Приподнявшись, он посмотрел на Жервезу. И тотчас же его глаза наполнились слезами.
— Вы больны, господин Гуже, — прошептала она. — Пожалуйста, скажите, что с вами?
— Спасибо, ничего. Вчера очень устал. Посплю немного, и пройдет.
Но тут он не выдержал и простонал:
— Боже мой! Боже мой! Как же это могло случиться, почему? Ведь вы поклялись мне. И вот случилось, случилось!.. Боже мой! Мне слишком тяжело, уходите!
И он сделал знак рукой, кротко умоляя ее уйти. Жервеза не подошла к кровати, она покорно вышла, отупевшая, не зная, что ему сказать в утешение. В соседней комнате она взяла свою корзину, но все еще медлила, стараясь найти какие-нибудь слова, и ничего не находила. Г-жа Гуже продолжала работать, не поднимая головы. Наконец она первая нарушила молчание.
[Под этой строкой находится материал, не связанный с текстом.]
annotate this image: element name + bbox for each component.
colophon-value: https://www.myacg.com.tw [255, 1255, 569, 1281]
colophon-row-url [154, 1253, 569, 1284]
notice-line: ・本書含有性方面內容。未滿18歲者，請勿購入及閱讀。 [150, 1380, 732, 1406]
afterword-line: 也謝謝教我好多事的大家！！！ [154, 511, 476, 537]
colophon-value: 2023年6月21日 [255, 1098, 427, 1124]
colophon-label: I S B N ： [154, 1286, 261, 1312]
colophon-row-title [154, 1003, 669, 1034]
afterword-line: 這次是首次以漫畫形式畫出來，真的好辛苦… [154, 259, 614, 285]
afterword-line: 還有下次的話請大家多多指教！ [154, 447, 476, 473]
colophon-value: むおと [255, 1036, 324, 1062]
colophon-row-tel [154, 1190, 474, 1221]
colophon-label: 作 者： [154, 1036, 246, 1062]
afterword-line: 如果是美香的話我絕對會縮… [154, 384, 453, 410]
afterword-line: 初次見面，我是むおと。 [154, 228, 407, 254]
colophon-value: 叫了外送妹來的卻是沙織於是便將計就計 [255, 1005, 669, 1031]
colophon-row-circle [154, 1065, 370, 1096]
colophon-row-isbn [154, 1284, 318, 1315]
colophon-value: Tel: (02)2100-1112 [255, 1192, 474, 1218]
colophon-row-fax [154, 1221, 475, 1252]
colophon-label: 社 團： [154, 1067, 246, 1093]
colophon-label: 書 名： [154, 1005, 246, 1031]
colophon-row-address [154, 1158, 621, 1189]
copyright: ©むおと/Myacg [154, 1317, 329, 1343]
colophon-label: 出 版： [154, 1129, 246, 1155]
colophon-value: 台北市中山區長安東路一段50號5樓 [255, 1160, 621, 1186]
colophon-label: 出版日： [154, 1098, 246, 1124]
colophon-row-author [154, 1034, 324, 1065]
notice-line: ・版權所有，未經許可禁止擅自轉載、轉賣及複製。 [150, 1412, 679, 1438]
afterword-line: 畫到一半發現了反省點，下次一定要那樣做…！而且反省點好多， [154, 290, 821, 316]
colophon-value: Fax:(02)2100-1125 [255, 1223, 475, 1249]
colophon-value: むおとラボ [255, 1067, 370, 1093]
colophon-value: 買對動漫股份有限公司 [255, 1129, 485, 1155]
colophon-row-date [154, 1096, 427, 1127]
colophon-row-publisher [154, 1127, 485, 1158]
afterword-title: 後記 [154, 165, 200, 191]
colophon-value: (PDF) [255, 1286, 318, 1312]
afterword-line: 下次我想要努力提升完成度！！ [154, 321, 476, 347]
— Ну что ж, до свиданья, пришлите мне белье. Потом рассчитаемся.
— Да, да, хорошо, до свиданья, — пробормотала Жервеза.
Она медленно затворила за собой дверь, бросив последний взгляд на эту чистенькую, тщательно прибранную квартирку, где как бы осталась частица ее порядочности. Она вернулась домой, машинально, как корова, которая бредет в стойло по привычке, не различая дороги. Мамаша Купо сидела на стуле возле печки: в этот день она впервые встала с постели. Но Жервеза даже не упрекнула старуху: она чувствовала себя такой усталой, все кости у нее болели, словно ее избили; она думала, что жизнь слишком тяжела и хорошо бы подохнуть вот тут, на месте, да ведь самому-то не вырвать сердца из груди.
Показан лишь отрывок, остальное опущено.